Not everyone has the personal support system that Reid did, so she did her best to encourage other patients. Since bananas and oranges were one of the few things she could tolerate during treatment, she would bring extras to leave for other patients at OHC. She developed a special bond with a breast cancer patient she met during treatment. Because the patient did not have a support network, Reid assembled a care package of items she thought would be helpful during her recovery from surgery. Giving back to others coping with cancer had become Reid’s passion.

The side effects of chemo made it difficult for Reid to eat or cook for her family, something she had previously loved to do.

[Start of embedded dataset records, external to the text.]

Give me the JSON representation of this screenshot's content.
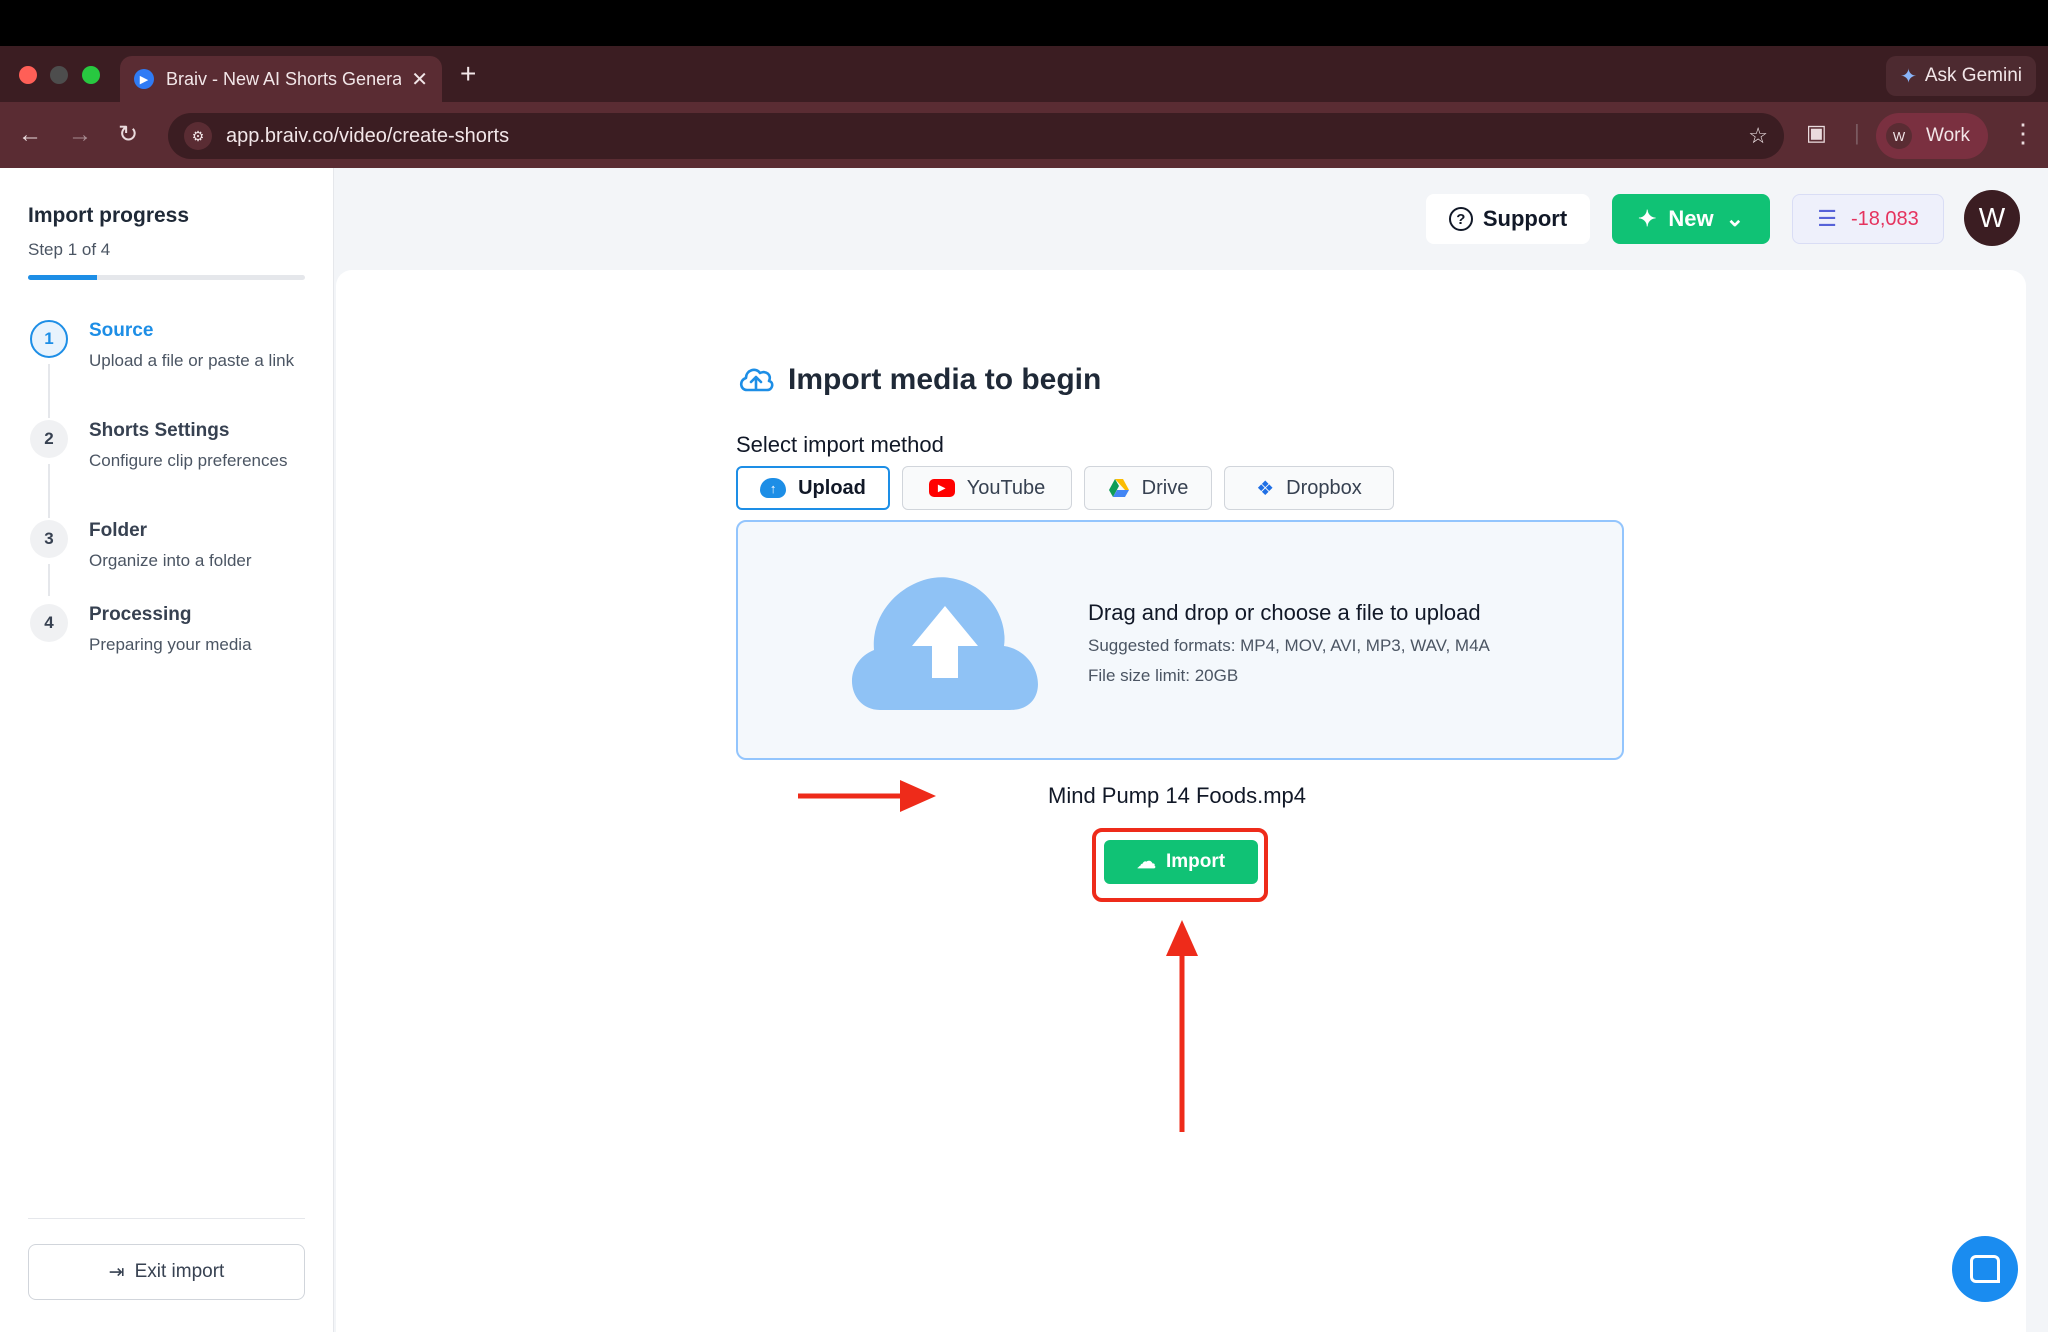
{
  "browser": {
    "tab_title": "Braiv - New AI Shorts Genera",
    "url": "app.braiv.co/video/create-shorts",
    "ask_gemini": "Ask Gemini",
    "profile_initial": "W",
    "profile_label": "Work"
  },
  "sidebar": {
    "title": "Import progress",
    "step_counter": "Step 1 of 4",
    "progress_fraction": 0.25,
    "steps": [
      {
        "num": "1",
        "title": "Source",
        "desc": "Upload a file or paste a link"
      },
      {
        "num": "2",
        "title": "Shorts Settings",
        "desc": "Configure clip preferences"
      },
      {
        "num": "3",
        "title": "Folder",
        "desc": "Organize into a folder"
      },
      {
        "num": "4",
        "title": "Processing",
        "desc": "Preparing your media"
      }
    ],
    "exit_label": "Exit import"
  },
  "header": {
    "support_label": "Support",
    "new_label": "New",
    "credits": "-18,083",
    "avatar_initial": "W"
  },
  "main": {
    "title": "Import media to begin",
    "method_label": "Select import method",
    "methods": [
      "Upload",
      "YouTube",
      "Drive",
      "Dropbox"
    ],
    "active_method": "Upload",
    "dropzone": {
      "title": "Drag and drop or choose a file to upload",
      "formats": "Suggested formats: MP4, MOV, AVI, MP3, WAV, M4A",
      "limit": "File size limit: 20GB"
    },
    "selected_file": "Mind Pump 14 Foods.mp4",
    "import_label": "Import"
  },
  "colors": {
    "accent": "#1d8ee6",
    "primary_green": "#10c275",
    "annotation_red": "#ee2b1a",
    "credits_red": "#e5335e"
  }
}
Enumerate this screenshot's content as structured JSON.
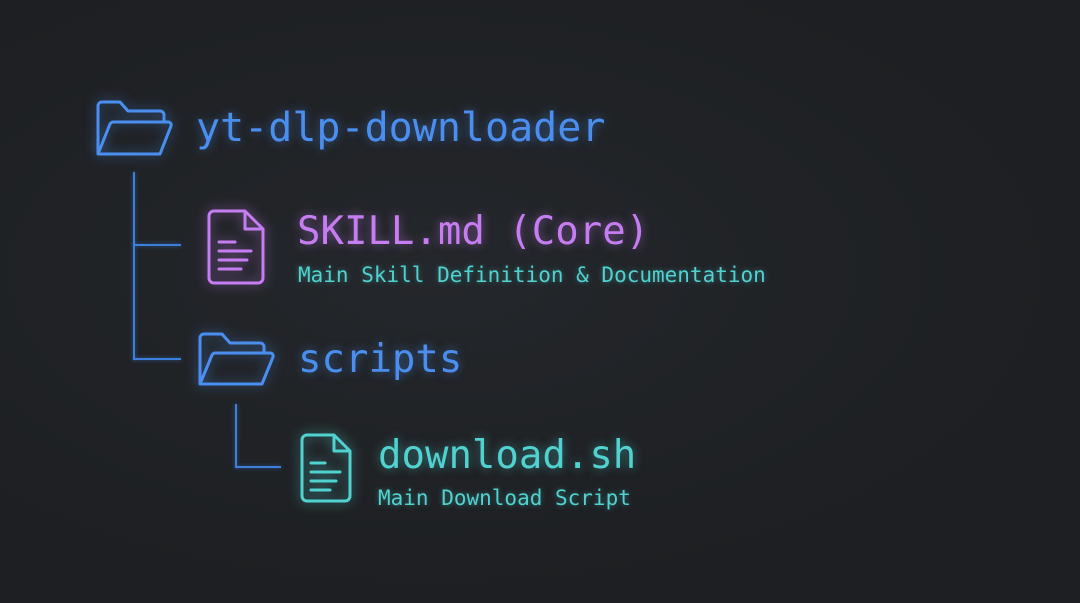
{
  "tree": {
    "root": {
      "label": "yt-dlp-downloader",
      "icon": "folder-open-icon",
      "color": "#4a8ff0"
    },
    "children": [
      {
        "label": "SKILL.md (Core)",
        "description": "Main Skill Definition & Documentation",
        "icon": "file-text-icon",
        "color": "#c77df2"
      },
      {
        "label": "scripts",
        "icon": "folder-open-icon",
        "color": "#4a8ff0",
        "children": [
          {
            "label": "download.sh",
            "description": "Main Download Script",
            "icon": "file-text-icon",
            "color": "#4fd2d0"
          }
        ]
      }
    ]
  }
}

OHC connected her with the Pink Ribbon Girls. 

Pink Ribbon Girls is a nonprofit that provides free meals, transportation, housecleaning, and peer support to patients with breast or gynecological cancer. The organization provided meals and all-natural cleaning products to her family. 

“They were amazing,” Reid says. “So we wanted to give back.” 

To thank Pink Ribbon Girls and support their mission, Paul Reid’s company, Bartels Heating and Cooling, had shirts made for his employees to wear during the month of October. He also donated $5,000 from the company’s October sales to the nonprofit.

Now Reid is almost finished with her therapy and is adjusting to her new normal. It means starting to work out again, traveling for work, and cooking for her family. 

“I’m just so grateful. This is part of my purpose,” Reid says. She is committed to using her voice as an ambassador to educate, support and empower young women like herself. Always diligent about self-breast exams and annual primary care and gynecologic exams, Reid tirelessly endorses early detection and recommends discussing anything abnormal with your doctor. 

She sings the praises of OHC. “My best advice is to know your body. Get your mammogram. Don’t wait. It can save your life.”